Sidney Crosby's superstitious nature and desire to win another Stanley Cup appear to have worked in favour of the Pittsburgh Penguins.
While the $104.4-million US, 12-year contract extension he agreed to on Thursday is clearly a massive haul, the NHL's most recognizable player could certainly have fetched more. Consider that the new deal will carry the exact same $8.7-million annual cap hit as his current one.
It didn't end up being a tough set of negotiations for Penguins general manager Ray Shero and agent Pat Brisson of CAA Sports.

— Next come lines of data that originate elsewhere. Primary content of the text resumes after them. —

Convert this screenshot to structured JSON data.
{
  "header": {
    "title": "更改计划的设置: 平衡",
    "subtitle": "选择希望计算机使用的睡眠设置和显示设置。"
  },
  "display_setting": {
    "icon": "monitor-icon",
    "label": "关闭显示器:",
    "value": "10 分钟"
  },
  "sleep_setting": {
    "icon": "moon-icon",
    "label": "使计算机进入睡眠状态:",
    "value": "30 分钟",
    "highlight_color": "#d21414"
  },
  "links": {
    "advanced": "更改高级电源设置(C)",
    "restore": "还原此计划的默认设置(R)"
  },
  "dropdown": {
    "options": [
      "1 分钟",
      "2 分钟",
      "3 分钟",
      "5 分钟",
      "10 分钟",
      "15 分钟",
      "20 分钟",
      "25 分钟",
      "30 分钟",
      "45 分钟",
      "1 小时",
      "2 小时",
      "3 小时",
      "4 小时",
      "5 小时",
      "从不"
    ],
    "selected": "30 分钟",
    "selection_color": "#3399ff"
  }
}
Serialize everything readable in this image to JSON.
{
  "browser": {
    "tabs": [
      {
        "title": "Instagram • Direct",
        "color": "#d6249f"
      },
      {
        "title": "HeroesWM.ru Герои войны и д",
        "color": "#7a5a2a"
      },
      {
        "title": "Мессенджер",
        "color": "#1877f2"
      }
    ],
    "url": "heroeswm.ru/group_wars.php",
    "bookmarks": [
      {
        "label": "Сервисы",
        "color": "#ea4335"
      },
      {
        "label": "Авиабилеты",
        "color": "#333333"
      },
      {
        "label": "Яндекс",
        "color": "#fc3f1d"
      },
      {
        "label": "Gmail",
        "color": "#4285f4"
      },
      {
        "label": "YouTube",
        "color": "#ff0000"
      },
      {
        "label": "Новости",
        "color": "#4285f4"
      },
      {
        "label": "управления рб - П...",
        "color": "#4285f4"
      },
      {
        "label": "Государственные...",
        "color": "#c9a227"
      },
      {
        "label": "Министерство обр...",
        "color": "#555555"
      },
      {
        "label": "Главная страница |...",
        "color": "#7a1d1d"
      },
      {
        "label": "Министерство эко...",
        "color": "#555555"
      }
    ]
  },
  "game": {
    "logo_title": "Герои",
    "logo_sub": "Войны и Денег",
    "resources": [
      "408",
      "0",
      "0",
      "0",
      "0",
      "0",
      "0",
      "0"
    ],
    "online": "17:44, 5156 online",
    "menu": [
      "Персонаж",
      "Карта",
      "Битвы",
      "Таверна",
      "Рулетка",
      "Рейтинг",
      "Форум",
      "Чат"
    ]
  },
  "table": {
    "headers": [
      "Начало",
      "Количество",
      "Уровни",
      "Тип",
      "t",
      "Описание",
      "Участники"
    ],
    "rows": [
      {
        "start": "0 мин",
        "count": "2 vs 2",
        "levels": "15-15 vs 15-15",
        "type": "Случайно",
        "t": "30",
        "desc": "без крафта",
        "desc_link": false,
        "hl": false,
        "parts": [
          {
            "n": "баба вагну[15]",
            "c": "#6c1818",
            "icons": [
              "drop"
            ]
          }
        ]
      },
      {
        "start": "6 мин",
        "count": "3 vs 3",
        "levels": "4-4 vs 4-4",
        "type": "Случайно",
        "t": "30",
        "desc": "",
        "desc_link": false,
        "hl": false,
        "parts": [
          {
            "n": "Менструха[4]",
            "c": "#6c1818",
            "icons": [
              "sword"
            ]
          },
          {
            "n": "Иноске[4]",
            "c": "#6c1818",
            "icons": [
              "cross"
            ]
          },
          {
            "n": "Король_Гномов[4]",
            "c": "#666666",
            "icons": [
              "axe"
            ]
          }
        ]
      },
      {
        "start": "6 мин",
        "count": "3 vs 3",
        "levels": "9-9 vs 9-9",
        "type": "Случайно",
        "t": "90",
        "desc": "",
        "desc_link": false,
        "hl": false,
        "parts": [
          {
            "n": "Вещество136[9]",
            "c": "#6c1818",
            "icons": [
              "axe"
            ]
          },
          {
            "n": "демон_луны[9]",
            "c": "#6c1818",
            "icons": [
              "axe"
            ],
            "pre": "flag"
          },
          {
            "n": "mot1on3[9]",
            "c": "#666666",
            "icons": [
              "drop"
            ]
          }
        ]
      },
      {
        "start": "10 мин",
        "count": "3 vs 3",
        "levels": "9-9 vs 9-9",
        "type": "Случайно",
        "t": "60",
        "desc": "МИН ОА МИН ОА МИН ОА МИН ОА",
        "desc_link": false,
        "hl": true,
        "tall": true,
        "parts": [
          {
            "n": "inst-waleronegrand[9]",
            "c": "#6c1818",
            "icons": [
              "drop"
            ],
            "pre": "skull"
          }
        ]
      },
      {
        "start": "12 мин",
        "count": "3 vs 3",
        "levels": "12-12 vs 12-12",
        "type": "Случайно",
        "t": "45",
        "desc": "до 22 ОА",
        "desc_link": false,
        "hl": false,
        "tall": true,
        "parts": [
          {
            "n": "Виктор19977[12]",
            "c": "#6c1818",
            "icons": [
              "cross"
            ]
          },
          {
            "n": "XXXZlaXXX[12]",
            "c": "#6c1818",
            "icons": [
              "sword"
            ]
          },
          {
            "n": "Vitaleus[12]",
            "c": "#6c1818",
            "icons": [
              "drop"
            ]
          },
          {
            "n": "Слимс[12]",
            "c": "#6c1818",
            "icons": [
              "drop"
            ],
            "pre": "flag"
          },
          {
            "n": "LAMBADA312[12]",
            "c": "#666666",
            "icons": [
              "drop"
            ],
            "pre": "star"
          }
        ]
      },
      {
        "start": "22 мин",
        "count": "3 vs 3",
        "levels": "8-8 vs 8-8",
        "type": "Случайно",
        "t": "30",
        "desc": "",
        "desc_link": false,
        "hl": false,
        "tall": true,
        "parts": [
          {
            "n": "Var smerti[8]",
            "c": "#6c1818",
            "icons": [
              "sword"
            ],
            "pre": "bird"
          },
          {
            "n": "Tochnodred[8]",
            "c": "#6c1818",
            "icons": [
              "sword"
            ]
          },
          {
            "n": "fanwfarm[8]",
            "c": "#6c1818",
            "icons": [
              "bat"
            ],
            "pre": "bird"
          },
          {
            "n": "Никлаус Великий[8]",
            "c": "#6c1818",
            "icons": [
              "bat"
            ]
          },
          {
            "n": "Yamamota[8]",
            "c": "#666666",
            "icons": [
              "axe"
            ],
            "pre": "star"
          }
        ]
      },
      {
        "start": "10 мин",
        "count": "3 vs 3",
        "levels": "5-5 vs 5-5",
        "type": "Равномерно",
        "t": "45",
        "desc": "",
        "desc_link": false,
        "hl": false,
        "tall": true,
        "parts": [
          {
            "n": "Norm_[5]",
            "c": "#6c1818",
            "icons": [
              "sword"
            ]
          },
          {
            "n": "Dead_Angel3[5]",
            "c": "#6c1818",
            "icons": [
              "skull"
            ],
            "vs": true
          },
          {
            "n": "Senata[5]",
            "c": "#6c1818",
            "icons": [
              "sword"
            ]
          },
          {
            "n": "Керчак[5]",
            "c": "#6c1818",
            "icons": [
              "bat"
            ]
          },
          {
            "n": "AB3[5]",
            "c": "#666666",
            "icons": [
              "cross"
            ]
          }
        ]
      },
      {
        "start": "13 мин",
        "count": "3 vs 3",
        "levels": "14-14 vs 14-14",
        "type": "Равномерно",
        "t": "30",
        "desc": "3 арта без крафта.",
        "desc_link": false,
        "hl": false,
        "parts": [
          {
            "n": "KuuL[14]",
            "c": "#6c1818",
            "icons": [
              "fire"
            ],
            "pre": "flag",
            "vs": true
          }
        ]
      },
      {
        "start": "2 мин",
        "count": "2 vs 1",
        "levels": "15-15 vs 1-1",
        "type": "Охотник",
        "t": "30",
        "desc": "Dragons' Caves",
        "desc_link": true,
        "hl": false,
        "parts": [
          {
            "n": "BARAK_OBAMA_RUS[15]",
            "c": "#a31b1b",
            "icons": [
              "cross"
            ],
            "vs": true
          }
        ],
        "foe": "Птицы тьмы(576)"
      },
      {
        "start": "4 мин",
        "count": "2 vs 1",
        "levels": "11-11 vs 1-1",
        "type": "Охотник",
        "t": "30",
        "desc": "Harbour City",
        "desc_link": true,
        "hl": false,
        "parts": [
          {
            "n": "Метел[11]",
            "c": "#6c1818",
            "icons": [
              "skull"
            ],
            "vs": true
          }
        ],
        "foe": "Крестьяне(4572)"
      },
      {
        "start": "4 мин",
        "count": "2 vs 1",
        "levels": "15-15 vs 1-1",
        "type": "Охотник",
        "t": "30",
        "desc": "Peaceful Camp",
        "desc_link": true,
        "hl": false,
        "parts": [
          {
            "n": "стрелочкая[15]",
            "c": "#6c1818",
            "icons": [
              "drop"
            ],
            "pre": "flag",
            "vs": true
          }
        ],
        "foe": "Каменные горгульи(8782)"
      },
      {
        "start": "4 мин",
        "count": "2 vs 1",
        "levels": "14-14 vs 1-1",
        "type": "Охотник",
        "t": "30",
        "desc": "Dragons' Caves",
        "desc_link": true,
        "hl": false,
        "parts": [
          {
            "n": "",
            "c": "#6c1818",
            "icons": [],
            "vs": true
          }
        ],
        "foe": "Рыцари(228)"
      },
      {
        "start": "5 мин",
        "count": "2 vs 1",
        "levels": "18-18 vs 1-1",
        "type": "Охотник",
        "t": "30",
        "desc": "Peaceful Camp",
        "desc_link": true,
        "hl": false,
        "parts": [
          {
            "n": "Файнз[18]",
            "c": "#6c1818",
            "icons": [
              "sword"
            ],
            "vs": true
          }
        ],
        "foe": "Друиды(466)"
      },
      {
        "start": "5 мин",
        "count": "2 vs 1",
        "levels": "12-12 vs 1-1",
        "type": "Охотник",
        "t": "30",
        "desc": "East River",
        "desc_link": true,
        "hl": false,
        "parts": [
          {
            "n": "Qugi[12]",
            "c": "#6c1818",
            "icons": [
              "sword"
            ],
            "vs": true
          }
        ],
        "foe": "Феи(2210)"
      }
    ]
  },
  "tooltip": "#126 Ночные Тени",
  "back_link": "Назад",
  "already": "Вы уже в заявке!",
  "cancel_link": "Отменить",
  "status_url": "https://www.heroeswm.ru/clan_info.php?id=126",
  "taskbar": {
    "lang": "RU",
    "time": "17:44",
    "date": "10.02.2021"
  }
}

"He just came back after he talked to Pat, near the end here, and just said 'This [salary] is really what I want to help out with the team,'" Shero said on a conference call. "We certainly appreciate and ownership appreciates that. It's very beneficial and says a lot about Crosby."
'We believe the best days are going to be ahead here.' —Pens GM Shero, when asked by Crosby's concussion history
Born Aug. 7, 1987—8/7/87—Crosby has long been drawn to those numbers. He's the only NHL player who wears No. 87 on his sweater and if he plays through the end of the extension, he will have enjoyed 17 seasons with an $8.7-million salary cap hit.
It remains to be seen whether he'll see the end of that deal. Brisson acknowledged Thursday that the contract was structured to pay more in the front portion and Crosby would be 37 when it expires. One thing that is clear is that he's unlikely ever to play for another NHL team.
"Sidney wanted to be a Penguin forever," said Brisson.
"Emotionally, he's extremely attached to the fans and the city of Pittsburgh and the organization," he added. "When you're negotiating a contract of this magnitude, as a player it's important to understand what you want and where you want to be. Sidney understood that from Day 1."
Under the terms of the collective bargaining agreement, the extension can't officially be signed Sunday. It comes into effect for the 2013-14 season.
Crosby could have asked for the league maximum of roughly $14 million per season, but instead decided to remain the NHL's second-highest paid player.
Washington Capitals captain Alex Ovechkin earns an average of $9.53 million while Crosby and teammate Evgeni Malkin each get $8.7 million.
However, by signing for less than market value, he left the Penguins in a good position to make a strong pitch for Zach Parise and Ryan Suter when free agency opens on Sunday.
"We'll be making phone calls," said Shero. "A lot of other teams will be [too]."
Despite playing a total of 69 games over the last two seasons because of concussion problems and a neck injury, Crosby is still considered by many to be the top player in the game. He had two points or more in 13 of the 22 regular-season games he appeared in last season—finishing with a total of 37 points overall.
The deal comes with relatively little risk for the Penguins, who would receive salary cap relief if Crosby were to be sidelined again. Shero declined to comment when asked if the contract was insured.
"That's a team issue and we'll deal with that internally on any of these contracts," he said.
Since entering the NHL in 2005, Crosby has averaged a league-best 1.4 points per game—Ovechkin and Malkin are next best at 1.23—while cramming his trophy cabinet with hardware. He has a Hart Trophy, Ted Lindsay Award, Rocket Richard Trophy and Art Ross Trophy.
Crosby also became the youngest captain in NHL history to win the Stanley Cup in 2009 and scored the golden goal that lifted Team Canada to victory at the 2010 Olympics.
The 24-year-old has spent the last few weeks working out in Los Angeles and Brisson says his mindset is "night and day" compared to where it was last summer, when he was still dealing with the effects of post-concussion syndrome.
Shero believes that's a positive sign for the Penguins, especially after the dominant manner in which Crosby finished up the season.
"Playing at that level despite not having training camp and not really being able to get into the routine that he needs to be in [was impressive]," said Shero. "This is an important summer for him to feel confident about where he is. ...
"We believe the best days are going to be ahead here."